Qualified work force lacking, official says

August 14, 1998|By DON AINES

CHAMBERSBURG, Pa. - The region's low unemployment rate has a downside - a shortage of qualified workers for some industries - according to a Franklin County, Pa., economic development official.

"We can't find good people," is the complaint Franklin County Area Development Corporation Executive Director L. Michael Ross said he hears from some employers. He represented Quadco, a group of economic development organizations from Pennsylvania, Maryland, Virginia and West Virginia, at Thursday's 13th Annual Quad-State Conference.

"The valley's unemployment rate has been about 5 percent for the past two years and if you talk to most economists, that's full employment," Ross said to the group of more than 20 state legislators from 23 counties.

Ross said about 25 percent of the work force is in manufacturing, about twice the national rate, but workers earn about 16 percent less than the national average.

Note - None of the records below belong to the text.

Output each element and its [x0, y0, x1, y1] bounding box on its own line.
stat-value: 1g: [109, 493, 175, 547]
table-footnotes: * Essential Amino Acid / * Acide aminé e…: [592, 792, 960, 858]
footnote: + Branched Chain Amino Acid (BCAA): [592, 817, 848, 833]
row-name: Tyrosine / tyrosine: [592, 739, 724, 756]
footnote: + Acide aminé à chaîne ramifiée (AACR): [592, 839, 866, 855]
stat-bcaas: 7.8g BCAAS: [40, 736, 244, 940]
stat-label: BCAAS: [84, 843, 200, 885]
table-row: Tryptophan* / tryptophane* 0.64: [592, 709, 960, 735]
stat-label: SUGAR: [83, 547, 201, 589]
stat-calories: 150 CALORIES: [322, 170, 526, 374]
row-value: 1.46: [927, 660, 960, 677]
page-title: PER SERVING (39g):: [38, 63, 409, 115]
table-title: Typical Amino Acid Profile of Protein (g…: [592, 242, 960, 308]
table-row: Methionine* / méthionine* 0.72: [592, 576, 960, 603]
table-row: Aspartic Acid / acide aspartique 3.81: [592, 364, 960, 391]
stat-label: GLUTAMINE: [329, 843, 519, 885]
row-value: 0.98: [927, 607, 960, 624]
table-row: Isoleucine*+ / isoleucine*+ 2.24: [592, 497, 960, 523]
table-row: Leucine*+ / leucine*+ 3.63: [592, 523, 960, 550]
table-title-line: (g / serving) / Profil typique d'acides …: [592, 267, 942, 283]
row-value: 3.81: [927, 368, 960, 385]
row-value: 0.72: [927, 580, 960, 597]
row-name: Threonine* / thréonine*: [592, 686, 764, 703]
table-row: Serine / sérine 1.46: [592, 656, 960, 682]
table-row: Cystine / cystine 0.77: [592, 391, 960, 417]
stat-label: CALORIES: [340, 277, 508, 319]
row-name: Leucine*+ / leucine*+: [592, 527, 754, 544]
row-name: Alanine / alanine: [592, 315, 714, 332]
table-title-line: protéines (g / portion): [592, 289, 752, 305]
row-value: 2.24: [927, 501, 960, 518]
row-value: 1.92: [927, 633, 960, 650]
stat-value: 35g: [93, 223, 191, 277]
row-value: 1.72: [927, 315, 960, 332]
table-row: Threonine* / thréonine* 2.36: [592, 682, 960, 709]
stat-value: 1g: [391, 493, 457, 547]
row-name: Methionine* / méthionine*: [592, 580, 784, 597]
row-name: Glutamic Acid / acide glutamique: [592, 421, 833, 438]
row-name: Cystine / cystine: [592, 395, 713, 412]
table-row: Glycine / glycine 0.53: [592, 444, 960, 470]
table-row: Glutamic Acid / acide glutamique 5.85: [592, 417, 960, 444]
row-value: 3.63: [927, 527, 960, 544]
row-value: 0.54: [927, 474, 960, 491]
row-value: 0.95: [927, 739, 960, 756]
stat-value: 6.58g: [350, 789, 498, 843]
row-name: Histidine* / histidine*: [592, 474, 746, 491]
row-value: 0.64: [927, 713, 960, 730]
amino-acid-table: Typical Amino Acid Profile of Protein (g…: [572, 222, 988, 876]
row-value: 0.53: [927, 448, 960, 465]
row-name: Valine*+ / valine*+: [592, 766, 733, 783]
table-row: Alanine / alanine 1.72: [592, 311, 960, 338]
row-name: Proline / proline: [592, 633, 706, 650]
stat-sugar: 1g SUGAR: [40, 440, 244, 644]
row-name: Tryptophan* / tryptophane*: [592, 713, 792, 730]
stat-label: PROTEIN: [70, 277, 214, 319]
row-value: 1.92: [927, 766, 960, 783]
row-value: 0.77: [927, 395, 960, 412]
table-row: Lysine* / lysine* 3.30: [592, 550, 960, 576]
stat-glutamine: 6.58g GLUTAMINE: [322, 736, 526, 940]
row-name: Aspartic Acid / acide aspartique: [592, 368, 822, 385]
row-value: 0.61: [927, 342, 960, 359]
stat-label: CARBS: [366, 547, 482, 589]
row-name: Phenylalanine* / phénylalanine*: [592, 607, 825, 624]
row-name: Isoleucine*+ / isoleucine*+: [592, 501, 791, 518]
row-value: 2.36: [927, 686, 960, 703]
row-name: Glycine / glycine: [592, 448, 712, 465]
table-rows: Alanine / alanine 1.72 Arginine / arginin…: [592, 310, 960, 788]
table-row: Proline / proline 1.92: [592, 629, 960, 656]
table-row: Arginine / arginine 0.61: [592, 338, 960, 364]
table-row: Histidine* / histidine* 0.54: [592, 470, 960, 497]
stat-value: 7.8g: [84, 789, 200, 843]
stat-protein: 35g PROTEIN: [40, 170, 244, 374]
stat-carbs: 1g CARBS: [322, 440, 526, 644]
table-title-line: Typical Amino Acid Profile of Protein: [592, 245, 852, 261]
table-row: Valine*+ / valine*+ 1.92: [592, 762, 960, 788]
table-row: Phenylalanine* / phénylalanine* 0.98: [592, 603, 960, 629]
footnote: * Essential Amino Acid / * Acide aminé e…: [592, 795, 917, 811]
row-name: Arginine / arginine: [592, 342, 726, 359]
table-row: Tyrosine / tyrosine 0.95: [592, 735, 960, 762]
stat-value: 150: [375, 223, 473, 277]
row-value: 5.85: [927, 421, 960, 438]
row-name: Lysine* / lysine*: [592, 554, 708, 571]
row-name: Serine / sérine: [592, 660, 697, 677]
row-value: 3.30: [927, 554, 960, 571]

"We're looking to correct that," he said.

Looking at one specific industry, Ross said there are 89 printing firms in the Quad-State region. Two of them -  Quad Graphics in Martinsburg, W.Va., and Phoenix Color in Hagerstown - will employ 3,000 people within a few years, he predicted.

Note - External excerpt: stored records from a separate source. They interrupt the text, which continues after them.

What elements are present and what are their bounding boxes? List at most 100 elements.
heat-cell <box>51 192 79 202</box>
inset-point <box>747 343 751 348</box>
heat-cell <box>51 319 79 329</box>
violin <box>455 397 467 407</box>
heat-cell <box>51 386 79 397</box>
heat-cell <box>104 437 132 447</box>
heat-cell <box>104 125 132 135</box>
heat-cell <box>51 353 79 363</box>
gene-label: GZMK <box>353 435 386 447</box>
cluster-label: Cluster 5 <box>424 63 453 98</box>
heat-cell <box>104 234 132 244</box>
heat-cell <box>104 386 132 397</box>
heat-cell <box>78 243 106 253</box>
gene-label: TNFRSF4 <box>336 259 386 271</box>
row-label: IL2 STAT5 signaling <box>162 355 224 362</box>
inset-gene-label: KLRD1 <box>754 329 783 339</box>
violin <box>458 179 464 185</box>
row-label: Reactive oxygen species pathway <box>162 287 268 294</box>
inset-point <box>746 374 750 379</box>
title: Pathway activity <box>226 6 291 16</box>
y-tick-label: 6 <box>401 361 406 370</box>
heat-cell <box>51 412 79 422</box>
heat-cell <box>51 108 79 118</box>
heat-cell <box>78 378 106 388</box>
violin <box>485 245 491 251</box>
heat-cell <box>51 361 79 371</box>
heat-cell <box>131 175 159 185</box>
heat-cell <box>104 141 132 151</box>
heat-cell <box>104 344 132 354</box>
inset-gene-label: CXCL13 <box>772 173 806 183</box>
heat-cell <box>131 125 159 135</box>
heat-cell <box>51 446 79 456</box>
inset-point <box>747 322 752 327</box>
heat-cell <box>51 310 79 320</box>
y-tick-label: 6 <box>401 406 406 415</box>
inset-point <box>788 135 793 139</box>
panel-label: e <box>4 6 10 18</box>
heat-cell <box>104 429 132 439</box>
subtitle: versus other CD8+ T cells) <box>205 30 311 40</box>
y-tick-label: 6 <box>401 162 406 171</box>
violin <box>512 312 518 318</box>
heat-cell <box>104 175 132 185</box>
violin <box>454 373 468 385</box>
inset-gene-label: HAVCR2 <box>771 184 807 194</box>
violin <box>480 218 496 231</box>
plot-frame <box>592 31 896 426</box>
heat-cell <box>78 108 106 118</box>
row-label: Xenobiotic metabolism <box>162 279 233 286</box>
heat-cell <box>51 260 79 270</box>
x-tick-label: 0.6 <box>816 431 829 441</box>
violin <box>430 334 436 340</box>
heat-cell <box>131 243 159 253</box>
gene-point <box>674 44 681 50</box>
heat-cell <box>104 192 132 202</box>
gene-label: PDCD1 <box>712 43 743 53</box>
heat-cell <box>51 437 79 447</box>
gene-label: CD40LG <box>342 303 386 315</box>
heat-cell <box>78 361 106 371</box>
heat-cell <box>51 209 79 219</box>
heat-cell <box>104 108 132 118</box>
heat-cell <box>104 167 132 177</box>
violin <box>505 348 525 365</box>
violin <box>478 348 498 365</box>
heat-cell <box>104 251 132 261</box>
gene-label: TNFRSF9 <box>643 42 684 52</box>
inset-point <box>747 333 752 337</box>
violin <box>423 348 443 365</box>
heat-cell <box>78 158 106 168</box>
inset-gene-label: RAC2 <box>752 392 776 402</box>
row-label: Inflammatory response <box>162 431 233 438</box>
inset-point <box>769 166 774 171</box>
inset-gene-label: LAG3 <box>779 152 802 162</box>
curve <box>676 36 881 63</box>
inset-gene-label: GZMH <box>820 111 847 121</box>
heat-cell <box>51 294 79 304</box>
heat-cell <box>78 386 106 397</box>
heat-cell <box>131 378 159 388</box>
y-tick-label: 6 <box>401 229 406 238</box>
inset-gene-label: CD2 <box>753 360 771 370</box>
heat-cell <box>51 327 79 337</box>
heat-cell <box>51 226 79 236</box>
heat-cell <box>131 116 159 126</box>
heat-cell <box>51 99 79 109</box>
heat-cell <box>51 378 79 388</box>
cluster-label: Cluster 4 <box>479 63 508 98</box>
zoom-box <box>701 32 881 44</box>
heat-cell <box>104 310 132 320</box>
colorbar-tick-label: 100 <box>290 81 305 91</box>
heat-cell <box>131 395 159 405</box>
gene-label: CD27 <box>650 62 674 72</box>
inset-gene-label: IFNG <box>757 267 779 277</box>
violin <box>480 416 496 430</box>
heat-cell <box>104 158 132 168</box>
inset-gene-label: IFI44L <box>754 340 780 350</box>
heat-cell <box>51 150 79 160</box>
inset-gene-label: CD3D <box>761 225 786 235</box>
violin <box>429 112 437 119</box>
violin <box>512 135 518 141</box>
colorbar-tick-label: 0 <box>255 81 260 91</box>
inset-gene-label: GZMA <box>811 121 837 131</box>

He said Quadco recently met with printing industry officials to discuss work force development. He said the area needs a program to produce entry-level employees and upgrade the skills of those already in the printing industry.

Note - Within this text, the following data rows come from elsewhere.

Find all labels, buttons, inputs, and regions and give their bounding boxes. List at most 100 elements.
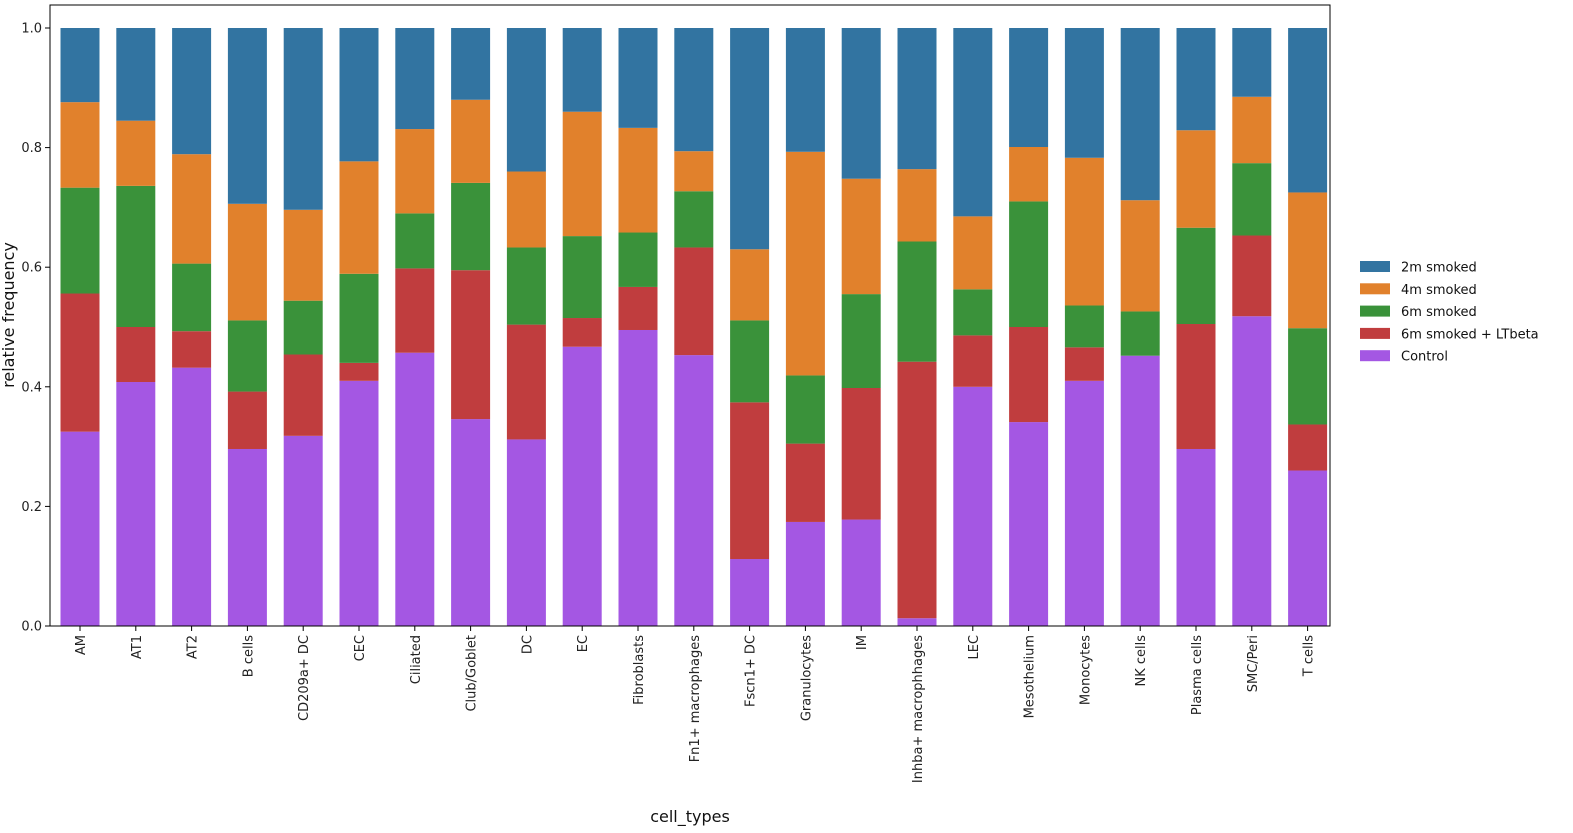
bar-segment — [730, 320, 770, 403]
bar-segment — [1064, 305, 1104, 348]
bar-segment — [1232, 163, 1272, 236]
y-tick-label: 0.4 — [21, 380, 42, 395]
bar-segment — [618, 329, 658, 626]
x-tick-label: EC — [576, 635, 591, 652]
x-tick-label: Fscn1+ DC — [744, 635, 759, 707]
y-tick-label: 0.0 — [21, 620, 42, 635]
bar-segment — [1120, 311, 1160, 356]
x-tick-label: DC — [520, 635, 535, 654]
legend-label: Control — [1401, 350, 1448, 365]
bar-segment — [1176, 28, 1216, 131]
bar-segment — [227, 203, 267, 321]
bar-segment — [451, 419, 491, 626]
bar-segment — [339, 28, 379, 162]
bar-segment — [1064, 347, 1104, 381]
legend-label: 6m smoked + LTbeta — [1401, 327, 1539, 342]
x-tick-label: LEC — [967, 635, 982, 660]
bar-segment — [1232, 316, 1272, 626]
bar-segment — [674, 191, 714, 248]
bar-segment — [841, 178, 881, 295]
bar-segment — [506, 247, 546, 325]
bar-segment — [730, 28, 770, 250]
bar-segment — [283, 435, 323, 626]
bar-segment — [283, 354, 323, 436]
x-tick-label: Granulocytes — [799, 635, 814, 721]
bar-segment — [674, 151, 714, 192]
bar-segment — [1232, 235, 1272, 317]
bar-segment — [730, 249, 770, 321]
bar-segment — [116, 28, 156, 121]
bar-segment — [395, 28, 435, 130]
bar-segment — [562, 346, 602, 626]
bar-segment — [1232, 96, 1272, 164]
bar-segment — [674, 355, 714, 626]
bar-segment — [283, 300, 323, 355]
x-tick-label: AT2 — [186, 635, 201, 659]
bar-segment — [618, 232, 658, 287]
bar-segment — [1232, 28, 1272, 97]
bar-segment — [897, 241, 937, 362]
bar-segment — [283, 28, 323, 210]
x-tick-label: B cells — [241, 635, 256, 677]
legend-swatch — [1360, 305, 1390, 317]
y-tick-label: 0.8 — [21, 141, 42, 156]
bars-layer — [60, 28, 1328, 626]
bar-segment — [1064, 380, 1104, 626]
legend-swatch — [1360, 283, 1390, 295]
x-tick-label: SMC/Peri — [1246, 635, 1261, 692]
x-axis: AM AT1 AT2 B cells CD209a+ DC CEC Ciliated Club… — [74, 626, 1317, 783]
bar-segment — [897, 169, 937, 242]
bar-segment — [897, 618, 937, 626]
bar-segment — [841, 28, 881, 179]
bar-segment — [1120, 28, 1160, 201]
bar-segment — [953, 335, 993, 387]
bar-segment — [283, 209, 323, 301]
bar-segment — [339, 380, 379, 626]
bar-segment — [618, 127, 658, 233]
bar-segment — [395, 129, 435, 214]
bar-segment — [841, 294, 881, 388]
bar-segment — [785, 28, 825, 152]
bar-segment — [1064, 28, 1104, 158]
bar-segment — [116, 327, 156, 383]
bar-segment — [897, 361, 937, 619]
bar-segment — [506, 171, 546, 248]
bar-segment — [451, 182, 491, 271]
bar-segment — [451, 270, 491, 420]
bar-segment — [1009, 422, 1049, 626]
plot-area-frame — [49, 4, 1331, 627]
bar-segment — [60, 102, 100, 188]
bar-segment — [841, 388, 881, 520]
x-tick-label: T cells — [1302, 635, 1317, 677]
x-tick-label: Mesothelium — [1023, 635, 1038, 718]
x-tick-label: Monocytes — [1078, 635, 1093, 705]
legend: 2m smoked 4m smoked 6m smoked 6m smoked + L… — [1360, 261, 1539, 365]
bar-segment — [1120, 200, 1160, 312]
bar-segment — [395, 213, 435, 269]
bar-segment — [451, 28, 491, 100]
bar-segment — [506, 324, 546, 440]
bar-segment — [618, 28, 658, 128]
bar-segment — [1176, 227, 1216, 325]
y-tick-label: 0.6 — [21, 261, 42, 276]
bar-segment — [339, 161, 379, 274]
legend-label: 2m smoked — [1401, 261, 1477, 276]
bar-segment — [227, 320, 267, 392]
bar-segment — [785, 151, 825, 376]
bar-segment — [562, 318, 602, 347]
bar-segment — [60, 293, 100, 432]
x-tick-label: Ciliated — [409, 635, 424, 684]
legend-swatch — [1360, 327, 1390, 339]
bar-segment — [674, 247, 714, 356]
bar-segment — [785, 443, 825, 522]
bar-segment — [953, 216, 993, 290]
bar-segment — [227, 28, 267, 204]
bar-segment — [116, 382, 156, 626]
bar-segment — [60, 28, 100, 103]
x-tick-label: AT1 — [130, 635, 145, 659]
bar-segment — [1176, 324, 1216, 449]
y-tick-label: 0.2 — [21, 500, 42, 515]
bar-segment — [618, 286, 658, 330]
bar-segment — [116, 185, 156, 327]
x-tick-label: NK cells — [1134, 635, 1149, 687]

"It really needs a strong commitment from the industries themselves," Ross told the legislators.

Ross updated the conference on the realignment of Letterkenny Army Depot, where 1,500 acres will eventually be turned over to the civilian Letterkenny Industrial Development Authority. He said the first parcels, totaling about 250 acres, should be turned over to the authority in the next three months.

That includes six industrial buildings and "We have commitments at this point for virtually every building that will be conveyed," Ross said.

The depot has lost 3,000 jobs in recent years and could lose another 800 by next summer, according to Ross. "Can we replace those jobs at commensurate wages and benefits? That's the challenge," he said.

He said economic development officials are aiming to attract businesses to the Cumberland Valley Business Park "that pay three times the minimum wage on average."

John C. Howard, the economic development director for the Hagerstown-Washington County Economic Development Commission, updated the legislators on the Lakeside Corporate Center at PenMar, the new name for Fort Ritchie, Md., which will close next month.

Howard said there are 157 developable acres on the 638-acre site divided into 41 parcels ranging from 21/2 to 5 acres. Targeted industries for the center include research and development, information technology, federal government contractors and corporate training.